Gramadoelas restaurant, famous for its traditional South African cuisine, is a spot of quaint calm in the centre of frenzied construction. The Newtown district of Johannesburg, where it has served hungry customers for two decades, is undergoing a revamp. All the neighbouring buildings are shuttered and construction workers bustle about. But Gramadoelas and the Market Theatre next door are quietly serving and entertaining people.
The highly regarded restaurant – it's name is Afrikaans for "the back end of nowhere" – will close at the end of the month. Brian Shalkoff, its co-founder, died on July1 after his life support machine was switched off. He had been attacked by robbers in his house near Hillbrow and was left in a catatonic state.
His life partner and co-founder, Eduan Naudé, is still at work, but is winding things down. "This has been my whole existence since we opened it," he said. "I am at a terrible loss for what I will do and where I will go."
His friends have told him to have big closing-down events, but he can't afford it. "I just want to move on as fast as I can."
It ends a 45-year journey by the two. Their first incarnation of Gramadoelas opened in a basement garage in Hillbrow. At the time, the only licence they could get was to operate as a boarding house, meaning only tenants could dine there. At a time when different races could not dine in the same place, the two insisted that everyone was welcome.

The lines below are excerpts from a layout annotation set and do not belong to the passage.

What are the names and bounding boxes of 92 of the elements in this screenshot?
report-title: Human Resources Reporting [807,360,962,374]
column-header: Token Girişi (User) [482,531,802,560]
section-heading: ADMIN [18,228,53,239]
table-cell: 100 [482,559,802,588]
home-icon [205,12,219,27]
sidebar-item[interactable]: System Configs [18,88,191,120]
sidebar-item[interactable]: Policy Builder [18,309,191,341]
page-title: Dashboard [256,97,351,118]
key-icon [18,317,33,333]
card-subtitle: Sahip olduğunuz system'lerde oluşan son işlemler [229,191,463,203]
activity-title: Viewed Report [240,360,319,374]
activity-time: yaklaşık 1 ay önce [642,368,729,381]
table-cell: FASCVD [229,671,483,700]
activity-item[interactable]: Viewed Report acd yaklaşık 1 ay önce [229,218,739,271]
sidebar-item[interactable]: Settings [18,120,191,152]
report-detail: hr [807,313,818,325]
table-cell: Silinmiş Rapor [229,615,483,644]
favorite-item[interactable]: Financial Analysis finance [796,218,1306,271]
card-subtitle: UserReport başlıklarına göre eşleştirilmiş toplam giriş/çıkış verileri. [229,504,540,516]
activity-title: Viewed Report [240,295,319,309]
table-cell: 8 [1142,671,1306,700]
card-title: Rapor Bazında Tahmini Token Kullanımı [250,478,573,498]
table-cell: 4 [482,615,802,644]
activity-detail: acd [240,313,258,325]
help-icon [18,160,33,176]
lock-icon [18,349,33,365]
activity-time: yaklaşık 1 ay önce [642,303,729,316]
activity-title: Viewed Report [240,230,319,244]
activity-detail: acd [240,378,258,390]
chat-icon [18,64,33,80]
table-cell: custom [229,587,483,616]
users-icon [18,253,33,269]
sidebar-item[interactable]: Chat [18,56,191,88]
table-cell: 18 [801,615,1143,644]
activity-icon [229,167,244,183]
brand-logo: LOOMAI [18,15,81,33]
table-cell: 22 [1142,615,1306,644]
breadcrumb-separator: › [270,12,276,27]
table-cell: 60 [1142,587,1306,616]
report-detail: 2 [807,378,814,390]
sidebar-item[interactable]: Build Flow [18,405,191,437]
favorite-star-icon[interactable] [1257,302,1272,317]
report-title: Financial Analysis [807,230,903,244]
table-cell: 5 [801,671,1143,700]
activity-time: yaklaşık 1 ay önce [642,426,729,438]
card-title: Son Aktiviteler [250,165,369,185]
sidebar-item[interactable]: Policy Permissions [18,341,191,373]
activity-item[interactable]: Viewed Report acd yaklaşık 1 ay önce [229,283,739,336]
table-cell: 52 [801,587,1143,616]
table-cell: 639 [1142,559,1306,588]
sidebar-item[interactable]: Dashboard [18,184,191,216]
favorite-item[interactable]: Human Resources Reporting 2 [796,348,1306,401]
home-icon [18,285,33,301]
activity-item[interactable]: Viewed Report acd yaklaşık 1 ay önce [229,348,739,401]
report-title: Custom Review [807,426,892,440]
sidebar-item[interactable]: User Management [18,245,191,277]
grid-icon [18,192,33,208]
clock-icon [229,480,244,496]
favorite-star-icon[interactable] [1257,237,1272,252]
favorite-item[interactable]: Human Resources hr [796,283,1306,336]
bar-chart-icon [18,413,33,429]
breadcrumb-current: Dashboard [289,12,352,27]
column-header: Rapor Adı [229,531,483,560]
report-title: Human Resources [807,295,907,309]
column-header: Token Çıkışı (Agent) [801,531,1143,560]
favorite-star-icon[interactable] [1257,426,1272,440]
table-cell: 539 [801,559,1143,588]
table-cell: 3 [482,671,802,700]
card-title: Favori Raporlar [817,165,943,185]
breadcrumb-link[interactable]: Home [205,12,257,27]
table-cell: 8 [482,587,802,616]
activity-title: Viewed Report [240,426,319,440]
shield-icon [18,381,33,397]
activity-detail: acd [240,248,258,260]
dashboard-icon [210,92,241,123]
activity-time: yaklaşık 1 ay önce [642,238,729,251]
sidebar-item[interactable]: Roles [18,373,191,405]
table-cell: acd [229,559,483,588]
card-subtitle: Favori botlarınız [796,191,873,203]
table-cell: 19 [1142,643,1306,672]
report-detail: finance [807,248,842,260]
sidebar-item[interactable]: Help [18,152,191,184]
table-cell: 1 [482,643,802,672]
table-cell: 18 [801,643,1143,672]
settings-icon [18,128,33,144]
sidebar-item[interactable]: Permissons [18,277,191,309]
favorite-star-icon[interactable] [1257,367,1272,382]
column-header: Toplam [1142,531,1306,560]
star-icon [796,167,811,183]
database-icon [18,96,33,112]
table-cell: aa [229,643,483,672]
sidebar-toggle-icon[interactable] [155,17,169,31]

A decade later, they moved to Joubert Park, before being offered the current spot in 1992. Since then, Gramadoelas has had a steady flow of customers. The allure was its intimate and friendly atmosphere. Tall ceilings and Victorian chandeliers were balanced by an assortment of antiques from around the world.
Guests could sit next to a grand piano, while eating off plates emblazoned with the VOC, or Dutch East India company, logo. The menu, a simple one spanning two printed pages, was inspired by local dishes. Customers could eat their way through mopani worms in peri-peri sauce before feasting on bobotie.
Naudé and Shalkoff would sit and chat to regulars, and new guests could rely on their advice on what to pick off the menu. It was the personal touch and food that attracted celebrities and politicians from around the world to dine in this small restaurant.
A guest book by the door holds all the names. Actors such as Denzel Washington, Nick Nolte and Morgan Freeman have dined in the same seats as David Bowie and Elton John. The queens of England and Denmark have also popped in, along with former presidents Bill Clinton, François Mitterrand and Nelson Mandela.
The website says a woman leaving the theatre was lured in by the smell of fresh bread. Shalkoff gave her the loaf he was baking. A few days later, a large bouquet arrived to say thank you. It was signed by Zanele Mbeki, the wife of the then president.
The book also contains the names of the legion of locals who went there to relax and unwind before catching a play. They will have to hope someone comes along and puts as much heart and taste into a new restaurant as Shalkoff and Naudé did.